Pare che il 15 Febbraio scorso, nella basilica di santa maria degli angeli, sia stata celebrata una messa in onore dello scienziato Galileo Galilei.

Non occorre essere dei premi nobel per sapere che ciò è quanto di più anacronistico possa avvenire, ma l’evento è stato officiato addirittura da monsignor Ravasi, presidente del Pontificio Consiglio per la Cultura.

Con la sua solita lungimiranza, il segretario di Stato Tarcisio Bertone ha mandato un messaggio ai presenti (da Zichichi in giù) in cui si spiega come Galileo "abbia saputo leggere e studiare la scienza attraverso gli occhi della fede".

Nessun commento, invece, su questi atti (via wikipedia)

Nel corso del processo, sotto minaccia di tortura [55], Galileo fu indotto a negare perfino di aver mai abbracciato la dottrina copernicana, nonostante l’evidenza di ciò che aveva scritto nel Dialogo.
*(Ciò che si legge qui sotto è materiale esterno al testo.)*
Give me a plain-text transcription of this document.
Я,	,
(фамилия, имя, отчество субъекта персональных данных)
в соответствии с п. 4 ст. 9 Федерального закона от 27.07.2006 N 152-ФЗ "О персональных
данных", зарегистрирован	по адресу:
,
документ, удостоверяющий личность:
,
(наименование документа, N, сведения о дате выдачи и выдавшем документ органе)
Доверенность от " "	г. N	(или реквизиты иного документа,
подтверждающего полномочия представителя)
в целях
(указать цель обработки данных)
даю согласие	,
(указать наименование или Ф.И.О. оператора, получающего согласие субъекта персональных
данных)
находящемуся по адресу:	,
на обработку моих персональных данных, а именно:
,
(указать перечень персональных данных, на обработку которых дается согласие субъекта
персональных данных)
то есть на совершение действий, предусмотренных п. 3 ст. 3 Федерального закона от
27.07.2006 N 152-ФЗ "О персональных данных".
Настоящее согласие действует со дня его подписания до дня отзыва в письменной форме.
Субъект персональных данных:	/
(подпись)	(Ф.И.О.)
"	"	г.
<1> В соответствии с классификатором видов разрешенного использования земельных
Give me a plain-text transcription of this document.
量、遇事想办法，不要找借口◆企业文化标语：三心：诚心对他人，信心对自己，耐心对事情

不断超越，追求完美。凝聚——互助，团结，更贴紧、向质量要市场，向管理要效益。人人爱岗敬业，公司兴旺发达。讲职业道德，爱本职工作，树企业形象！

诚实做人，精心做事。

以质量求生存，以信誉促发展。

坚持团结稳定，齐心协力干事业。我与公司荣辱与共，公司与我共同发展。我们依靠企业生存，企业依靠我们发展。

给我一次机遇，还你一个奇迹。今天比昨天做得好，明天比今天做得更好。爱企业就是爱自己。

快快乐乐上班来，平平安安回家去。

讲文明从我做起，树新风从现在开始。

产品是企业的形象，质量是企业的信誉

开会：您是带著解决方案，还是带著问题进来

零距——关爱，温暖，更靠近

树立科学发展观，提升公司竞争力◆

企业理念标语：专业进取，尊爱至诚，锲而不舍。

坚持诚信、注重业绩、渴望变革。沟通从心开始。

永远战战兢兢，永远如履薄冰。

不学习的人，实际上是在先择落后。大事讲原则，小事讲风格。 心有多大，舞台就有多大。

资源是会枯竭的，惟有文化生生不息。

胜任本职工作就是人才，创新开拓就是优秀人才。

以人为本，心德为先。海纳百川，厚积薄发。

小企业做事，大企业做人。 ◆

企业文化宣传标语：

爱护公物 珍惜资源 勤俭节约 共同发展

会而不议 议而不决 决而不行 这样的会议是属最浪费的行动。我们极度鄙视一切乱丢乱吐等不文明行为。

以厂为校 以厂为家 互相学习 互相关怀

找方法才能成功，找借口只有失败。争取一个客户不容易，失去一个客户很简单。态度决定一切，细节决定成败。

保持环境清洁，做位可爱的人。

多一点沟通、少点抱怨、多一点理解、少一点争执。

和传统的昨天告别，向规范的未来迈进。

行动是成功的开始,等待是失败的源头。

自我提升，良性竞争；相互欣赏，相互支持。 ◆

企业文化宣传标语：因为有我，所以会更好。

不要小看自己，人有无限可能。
Galileo si dichiarò disposto ad aggiungere dei capitoli per confutare Copernico, ma l’Inquisizione non tenne in considerazione questa offerta.

Il 22 giugno 1633 Galileo fu riconosciuto colpevole di: "aver tenuto e creduto dottrina falsa e contraria alle Sacre e divine Scritture, ch’il Sole [...] non si muova da oriente ad occidente, e che la Terra si muova e non sia centro del mondo".

La pena inflitta a Galilei consistette in diverse disposizioni: la messa all’indice del Dialogo sopra i due massimi sistemi del mondo; l’abiura della tesi copernicana; un periodo di prigionia della durata che sarebbe piaciuta al Sant’Uffizio; la recita dei sette salmi penitenziali una volta alla settimana per tre anni e che s’incaricò di recitare, con il consenso della Chiesa, sua figlia Maria Celeste, suora carmelitana.